Monday, Mar. 03, 1930
Mary, Doug & Alba
Shocked were ladies of the Spanish court, and particularly Her Majesty Queen Victoria Eugenie (granddaughter of Britain's arch-stickler, Queen Victoria) when Miss Mary Pickford and Mr. Douglas Fairbanks were actually received on terms of cordial and convivial intimacy by sporting King Alfonso XIII's closest pal, exalted Jacobo Stuart Fitz-James, Duke of Alba, Constable of Navarre and 14 times a grandee of Spain (TIME, Dec. 2).
Month ago the champagne cocktail Duke* became Minister of Education in the new Spanish Cabinet of Dictator Damaso Berenguer, successor to ousted General Primo de Rivera (TIME, Feb. 10). Last week the Ministry of State and Foreign Affairs, suppressed during the regime of Dictator Primo de Rivera who dealt directly with foreign Ambassadors, was reestablished by Royal decree. Next day it was King Alfonso's pleasure that his crony, the Duke of Alba, should step up from Minister of Education to Foreign Minister--the highest ranking cabinet post.

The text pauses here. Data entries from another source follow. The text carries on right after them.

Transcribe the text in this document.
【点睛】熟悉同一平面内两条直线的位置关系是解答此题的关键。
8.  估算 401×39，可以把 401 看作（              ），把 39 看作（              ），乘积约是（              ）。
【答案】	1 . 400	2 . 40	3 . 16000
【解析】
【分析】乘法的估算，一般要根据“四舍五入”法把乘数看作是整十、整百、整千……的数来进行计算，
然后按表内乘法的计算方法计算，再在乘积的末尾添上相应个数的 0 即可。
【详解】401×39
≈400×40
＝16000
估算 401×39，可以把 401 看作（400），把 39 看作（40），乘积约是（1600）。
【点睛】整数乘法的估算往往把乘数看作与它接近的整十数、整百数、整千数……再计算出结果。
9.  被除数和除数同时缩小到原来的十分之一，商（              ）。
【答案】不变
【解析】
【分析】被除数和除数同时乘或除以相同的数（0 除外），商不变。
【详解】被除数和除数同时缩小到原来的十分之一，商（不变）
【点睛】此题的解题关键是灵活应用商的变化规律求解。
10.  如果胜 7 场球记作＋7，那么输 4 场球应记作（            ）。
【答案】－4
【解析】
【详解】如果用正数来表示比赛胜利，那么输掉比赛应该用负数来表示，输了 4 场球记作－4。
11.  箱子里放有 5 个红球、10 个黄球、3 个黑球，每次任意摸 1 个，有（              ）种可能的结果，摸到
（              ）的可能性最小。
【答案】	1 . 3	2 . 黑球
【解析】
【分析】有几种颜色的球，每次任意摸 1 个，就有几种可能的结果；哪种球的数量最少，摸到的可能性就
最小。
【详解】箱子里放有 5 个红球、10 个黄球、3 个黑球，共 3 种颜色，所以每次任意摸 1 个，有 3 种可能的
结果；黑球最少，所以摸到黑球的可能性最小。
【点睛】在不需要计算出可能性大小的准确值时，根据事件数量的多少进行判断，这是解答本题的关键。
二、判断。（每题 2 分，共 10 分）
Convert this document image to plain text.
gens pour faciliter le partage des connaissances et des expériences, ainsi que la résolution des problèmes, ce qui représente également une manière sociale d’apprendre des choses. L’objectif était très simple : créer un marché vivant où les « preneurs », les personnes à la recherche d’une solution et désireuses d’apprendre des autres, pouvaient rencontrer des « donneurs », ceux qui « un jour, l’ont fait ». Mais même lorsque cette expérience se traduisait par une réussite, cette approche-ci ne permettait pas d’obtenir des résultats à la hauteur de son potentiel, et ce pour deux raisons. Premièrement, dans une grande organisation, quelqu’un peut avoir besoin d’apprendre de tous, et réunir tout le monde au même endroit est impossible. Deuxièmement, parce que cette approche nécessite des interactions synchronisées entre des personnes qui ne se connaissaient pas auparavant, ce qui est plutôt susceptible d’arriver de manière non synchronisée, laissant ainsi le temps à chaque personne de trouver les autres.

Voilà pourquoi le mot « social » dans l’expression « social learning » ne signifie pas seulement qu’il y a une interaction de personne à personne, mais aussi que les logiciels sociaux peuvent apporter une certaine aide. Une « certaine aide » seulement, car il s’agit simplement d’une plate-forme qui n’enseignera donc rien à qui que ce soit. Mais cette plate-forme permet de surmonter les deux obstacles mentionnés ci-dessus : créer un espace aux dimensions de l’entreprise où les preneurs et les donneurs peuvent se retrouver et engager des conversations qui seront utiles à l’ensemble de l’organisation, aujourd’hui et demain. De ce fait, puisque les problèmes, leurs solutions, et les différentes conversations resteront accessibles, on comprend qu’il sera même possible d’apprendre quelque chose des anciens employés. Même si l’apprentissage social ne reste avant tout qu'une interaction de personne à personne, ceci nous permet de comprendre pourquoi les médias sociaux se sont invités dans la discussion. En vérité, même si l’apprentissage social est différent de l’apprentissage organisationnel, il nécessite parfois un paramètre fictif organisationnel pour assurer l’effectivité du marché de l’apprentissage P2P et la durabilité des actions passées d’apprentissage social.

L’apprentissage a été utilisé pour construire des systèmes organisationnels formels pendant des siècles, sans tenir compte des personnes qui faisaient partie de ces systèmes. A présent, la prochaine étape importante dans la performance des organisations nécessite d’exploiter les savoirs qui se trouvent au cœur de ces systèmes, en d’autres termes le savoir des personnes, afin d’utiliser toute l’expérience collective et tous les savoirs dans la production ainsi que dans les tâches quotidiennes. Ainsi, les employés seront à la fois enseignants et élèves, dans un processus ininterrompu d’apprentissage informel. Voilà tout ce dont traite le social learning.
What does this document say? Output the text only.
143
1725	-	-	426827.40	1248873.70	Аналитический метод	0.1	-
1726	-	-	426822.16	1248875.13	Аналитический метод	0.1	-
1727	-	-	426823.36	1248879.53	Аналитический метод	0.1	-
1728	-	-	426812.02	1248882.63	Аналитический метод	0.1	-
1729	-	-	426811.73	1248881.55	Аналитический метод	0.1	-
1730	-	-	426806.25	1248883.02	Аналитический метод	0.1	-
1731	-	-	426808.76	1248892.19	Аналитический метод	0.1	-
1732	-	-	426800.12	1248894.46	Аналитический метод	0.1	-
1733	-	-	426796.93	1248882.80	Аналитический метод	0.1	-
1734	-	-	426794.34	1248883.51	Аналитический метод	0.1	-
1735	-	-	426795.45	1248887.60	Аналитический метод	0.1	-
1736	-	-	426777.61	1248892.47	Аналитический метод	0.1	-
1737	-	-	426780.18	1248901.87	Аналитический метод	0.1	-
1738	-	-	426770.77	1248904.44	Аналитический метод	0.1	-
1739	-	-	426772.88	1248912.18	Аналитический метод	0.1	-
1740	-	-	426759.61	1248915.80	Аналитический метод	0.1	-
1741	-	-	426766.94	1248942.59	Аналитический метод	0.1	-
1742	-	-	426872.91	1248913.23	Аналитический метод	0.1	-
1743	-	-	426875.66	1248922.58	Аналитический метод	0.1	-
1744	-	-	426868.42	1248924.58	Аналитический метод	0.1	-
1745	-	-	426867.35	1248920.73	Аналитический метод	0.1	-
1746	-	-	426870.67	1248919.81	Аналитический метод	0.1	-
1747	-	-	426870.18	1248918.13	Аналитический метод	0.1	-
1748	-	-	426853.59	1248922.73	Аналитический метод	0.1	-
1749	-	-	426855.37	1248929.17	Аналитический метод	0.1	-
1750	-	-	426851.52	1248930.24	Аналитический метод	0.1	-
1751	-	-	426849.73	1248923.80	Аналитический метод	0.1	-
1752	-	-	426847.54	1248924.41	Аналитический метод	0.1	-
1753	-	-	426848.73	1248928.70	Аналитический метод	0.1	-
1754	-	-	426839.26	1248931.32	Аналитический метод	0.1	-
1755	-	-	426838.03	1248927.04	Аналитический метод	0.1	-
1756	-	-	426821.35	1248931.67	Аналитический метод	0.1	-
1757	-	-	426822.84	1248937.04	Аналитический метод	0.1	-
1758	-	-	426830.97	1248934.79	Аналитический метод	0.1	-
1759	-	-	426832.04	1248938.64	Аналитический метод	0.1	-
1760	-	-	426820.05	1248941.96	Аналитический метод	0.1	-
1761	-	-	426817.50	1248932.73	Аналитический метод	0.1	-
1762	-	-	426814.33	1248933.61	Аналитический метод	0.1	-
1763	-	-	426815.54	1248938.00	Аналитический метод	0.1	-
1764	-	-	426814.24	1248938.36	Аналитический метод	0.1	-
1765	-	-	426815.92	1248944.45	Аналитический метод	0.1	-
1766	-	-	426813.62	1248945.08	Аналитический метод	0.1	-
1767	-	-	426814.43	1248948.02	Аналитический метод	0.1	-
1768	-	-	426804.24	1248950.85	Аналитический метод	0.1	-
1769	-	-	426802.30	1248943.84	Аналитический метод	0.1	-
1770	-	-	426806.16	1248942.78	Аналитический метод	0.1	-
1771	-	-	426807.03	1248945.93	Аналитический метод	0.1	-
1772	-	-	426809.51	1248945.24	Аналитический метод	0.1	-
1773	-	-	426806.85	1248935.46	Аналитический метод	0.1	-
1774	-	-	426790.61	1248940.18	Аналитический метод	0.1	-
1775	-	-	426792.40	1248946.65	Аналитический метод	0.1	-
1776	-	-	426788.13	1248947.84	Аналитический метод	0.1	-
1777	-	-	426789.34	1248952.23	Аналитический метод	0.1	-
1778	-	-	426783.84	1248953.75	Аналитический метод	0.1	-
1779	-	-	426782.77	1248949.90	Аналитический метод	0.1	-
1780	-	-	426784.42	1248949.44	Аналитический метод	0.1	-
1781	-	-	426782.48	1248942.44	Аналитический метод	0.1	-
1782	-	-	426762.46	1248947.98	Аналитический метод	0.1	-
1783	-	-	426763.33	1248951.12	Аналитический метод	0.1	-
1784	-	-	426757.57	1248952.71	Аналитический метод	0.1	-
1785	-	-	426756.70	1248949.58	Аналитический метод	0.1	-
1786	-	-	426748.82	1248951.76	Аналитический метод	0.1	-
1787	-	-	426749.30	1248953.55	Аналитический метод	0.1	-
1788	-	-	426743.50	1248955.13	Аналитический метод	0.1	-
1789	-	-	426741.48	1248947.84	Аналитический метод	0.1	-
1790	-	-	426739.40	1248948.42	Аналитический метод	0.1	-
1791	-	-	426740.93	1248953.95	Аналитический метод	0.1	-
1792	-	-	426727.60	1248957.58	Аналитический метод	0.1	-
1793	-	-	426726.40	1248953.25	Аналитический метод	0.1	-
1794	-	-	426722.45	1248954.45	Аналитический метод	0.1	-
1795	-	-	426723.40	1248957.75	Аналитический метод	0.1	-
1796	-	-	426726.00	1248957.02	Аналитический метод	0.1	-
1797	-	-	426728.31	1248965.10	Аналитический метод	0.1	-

In Hollywood, just before the promotion, Mr. Fairbanks, graduate of Jarvis Military Academy, the East Denver High School, and the Colorado School of Mines, was asked what sort of a Minister of Education he thought Alba would make. Calling a secretary he dictated two sentences which were transcribed thus: "Spain's greatness will be perpetuated so long as it calls to high administrative office such men as Duke de Alba. He is fitted for leadership by personal attainment as well as by his traditions."
Solemn was Alba as he took his new ministerial oath at Madrid last week, but directly afterward he said with a grin to Dictator Berenguer: "I have never been a diplomatist, and, although my family has such qualifications, they are not necessarily hereditary, but I shall do my best to serve Spain."
*Alba's recipe: one and one-half lumps cane sugar in an empty champagne glass, plus quarter teaspoonful of Angostura bitters, plus brut (i. e. "natural" unsweetened) champagne.